We all have had the experience of being hurt by someone. It hurts even more when the perpetrators are loved ones.
We experience some form of indignation, betrayal, anger and the overwhelming nudge to retaliate.
We react in different ways when we are hurt by those closest to us. Some withdraw, bearing a grudge and with it unforgiveness. Others lash out immediately, sometimes in retaliatory action or simply ‘putting the offender in their place’; the ‘don’t you ever try that again or I’ll (fill in the blank)’ stance.
One proverb goes like this ‘even the teeth disagrees with the tongue’. Disagreements, hurt feelings and conflicts are natural. How we choose to handle these is entirely up to us.
Agreed our natural disposition or temperament has a part to play. For example, as an introvert, yours truly has the tendency to begrudge others when hurt. However, one can choose to and learn to react differently.
No one said it will be easy to forgive.
In the spirit of the season of Easter, one is reminded of its origin. It is not a story about eggs and bunnies rather it is one about forgiveness.
About a man who was betrayed by those closest to him. Those he called friends and family. Betrayed by those he fed, healed and supported.
Betrayed by those he prayed for and loved so dearly. The same mouths he fed later called for his execution.
Even his bosom friend denied him when he was arrested and being charged to court. He was afraid of being accused of being a co-conspirator.
This man had every right to die without forgiving his betrayers and executioners. Yet with his dying breath he expressed his forgiveness!

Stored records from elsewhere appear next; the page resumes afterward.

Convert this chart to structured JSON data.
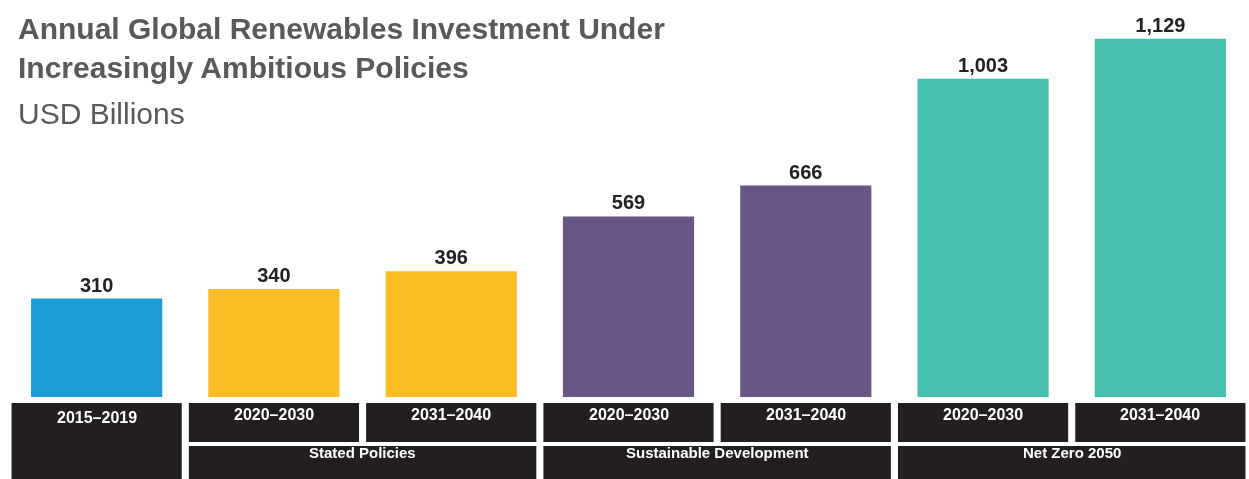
{
  "chart_data": {
    "type": "bar",
    "title": "Annual Global Renewables Investment Under Increasingly Ambitious Policies",
    "subtitle": "USD Billions",
    "categories": [
      "2015–2019",
      "2020–2030",
      "2031–2040",
      "2020–2030",
      "2031–2040",
      "2020–2030",
      "2031–2040"
    ],
    "values": [
      310,
      340,
      396,
      569,
      666,
      1003,
      1129
    ],
    "value_labels": [
      "310",
      "340",
      "396",
      "569",
      "666",
      "1,003",
      "1,129"
    ],
    "colors": [
      "#1f9bd7",
      "#fbbd24",
      "#fbbd24",
      "#685785",
      "#685785",
      "#46c1ad",
      "#46c1ad"
    ],
    "annotations": [
      "Stated Policies",
      "Sustainable Development",
      "Net Zero 2050"
    ]
  }
}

This is the message of Easter – Forgiveness.
I learnt to forgive a long time ago. It has not always been easy. It is not any easier now either. But I learnt that when I hold a grudge, I am imprisoned and the other is free. I carry a baggage of unforgiveness and I become a slave to bitterness.
I have learnt to free myself from this burden and move on.
To err is human, to forgive is a divinely inspired act.